His international experience includes a research visit at Michigan State University on invitation by Professor Jeffrey Wooldridge and a short-term consultancy in the Poverty Reduction and Economic Management Network of The World Bank in Washington, DC.

He can also look back to a 19-months professional experience in the Economics Department of Bayerische Landesbank after he received his Economics diploma from the University of Mannheim. His research interests centre on dynamic panel data and spatial econometrics.

Abstract

Panel data sets allow to account for unobserved unit-specific heterogeneity, as well as time-series and cross-sectional dependence. I derive the unconditional transformed likelihood function and its derivatives for a fixed-effects panel data model with time lags, spatial lags, and spatial time lags that encompasses the pure time dynamic and pure space dynamic models as special cases. In addition, the model can accommodate spatial dependence in the error term. Consistent estimation in short panels requires making proper allowance for the influence of the initial observations. I demonstrate that the model-consistent representation of the initial-period distribution involves higher-order spatial lag polynomials. Their order is linked to the minimal polynomial of the spatial weights matrix and, in general, tends to infinity with increasing sample size.
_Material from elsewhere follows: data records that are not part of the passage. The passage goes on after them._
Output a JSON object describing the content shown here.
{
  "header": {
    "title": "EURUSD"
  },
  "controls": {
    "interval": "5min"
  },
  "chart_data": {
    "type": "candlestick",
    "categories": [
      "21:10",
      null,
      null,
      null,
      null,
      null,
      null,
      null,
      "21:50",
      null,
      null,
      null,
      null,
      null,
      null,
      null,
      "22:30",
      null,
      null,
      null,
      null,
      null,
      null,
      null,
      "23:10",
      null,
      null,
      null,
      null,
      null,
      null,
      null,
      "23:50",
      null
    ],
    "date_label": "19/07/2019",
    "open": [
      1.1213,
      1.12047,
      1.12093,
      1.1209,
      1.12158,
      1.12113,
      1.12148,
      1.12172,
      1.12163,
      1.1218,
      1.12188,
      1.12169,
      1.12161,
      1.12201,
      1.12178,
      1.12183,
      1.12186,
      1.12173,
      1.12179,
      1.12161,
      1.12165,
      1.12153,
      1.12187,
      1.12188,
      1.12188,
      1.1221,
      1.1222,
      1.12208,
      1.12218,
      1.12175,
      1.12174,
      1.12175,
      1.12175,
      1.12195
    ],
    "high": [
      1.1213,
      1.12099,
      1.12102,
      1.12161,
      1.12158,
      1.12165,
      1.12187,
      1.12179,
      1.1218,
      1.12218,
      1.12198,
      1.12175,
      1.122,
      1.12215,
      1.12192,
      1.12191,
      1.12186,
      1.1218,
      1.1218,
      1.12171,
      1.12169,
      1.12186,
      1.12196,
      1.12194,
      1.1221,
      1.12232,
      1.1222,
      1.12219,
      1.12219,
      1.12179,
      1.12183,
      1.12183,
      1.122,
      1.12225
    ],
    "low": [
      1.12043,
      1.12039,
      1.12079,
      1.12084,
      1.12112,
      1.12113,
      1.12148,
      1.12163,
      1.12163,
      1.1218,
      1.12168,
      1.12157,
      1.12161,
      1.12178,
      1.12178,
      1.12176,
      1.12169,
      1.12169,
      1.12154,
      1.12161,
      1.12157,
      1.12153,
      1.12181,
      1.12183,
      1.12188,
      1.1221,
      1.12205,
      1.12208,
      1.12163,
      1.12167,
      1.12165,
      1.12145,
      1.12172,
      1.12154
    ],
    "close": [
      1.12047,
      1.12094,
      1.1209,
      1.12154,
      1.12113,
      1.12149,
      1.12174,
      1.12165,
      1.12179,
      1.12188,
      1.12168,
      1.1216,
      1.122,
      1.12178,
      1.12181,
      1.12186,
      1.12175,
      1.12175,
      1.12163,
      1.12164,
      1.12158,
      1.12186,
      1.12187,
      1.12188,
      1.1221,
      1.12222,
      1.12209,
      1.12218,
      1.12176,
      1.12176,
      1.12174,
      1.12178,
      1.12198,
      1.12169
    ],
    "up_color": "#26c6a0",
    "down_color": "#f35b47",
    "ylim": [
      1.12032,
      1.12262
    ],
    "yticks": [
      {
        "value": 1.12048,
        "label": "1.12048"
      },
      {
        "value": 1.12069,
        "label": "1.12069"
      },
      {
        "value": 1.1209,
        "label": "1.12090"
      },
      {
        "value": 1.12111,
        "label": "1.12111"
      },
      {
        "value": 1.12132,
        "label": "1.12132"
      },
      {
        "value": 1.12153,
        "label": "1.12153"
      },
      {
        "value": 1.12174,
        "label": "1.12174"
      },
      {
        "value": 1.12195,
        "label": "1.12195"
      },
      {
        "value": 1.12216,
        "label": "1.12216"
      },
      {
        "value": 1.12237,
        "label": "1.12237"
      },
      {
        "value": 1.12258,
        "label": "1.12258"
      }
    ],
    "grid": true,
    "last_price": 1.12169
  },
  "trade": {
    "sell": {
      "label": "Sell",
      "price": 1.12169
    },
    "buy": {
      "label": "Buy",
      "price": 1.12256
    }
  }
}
An appropriate truncation of these lag polynomials becomes necessary unless the spatial weights matrix has a regular structure. The finite sample evidence from Monte Carlo simulations shows that the proposed estimator performs well in comparison to a bias-corrected conditional likelihood estimator if parameter proliferation is kept under control. As an application, I use data from the Panel Study of Income Dynamics to estimate a time-space dynamic wage equation that I derive from a bargaining model. I find significant spillover effects among household members that give rise to a positive cohabitation premium. Furthermore, the theoretical bargaining model justifies a particular nonlinear restriction on the spatial time lag that simplifies the analytical derivations considerably, and is also empirically supported.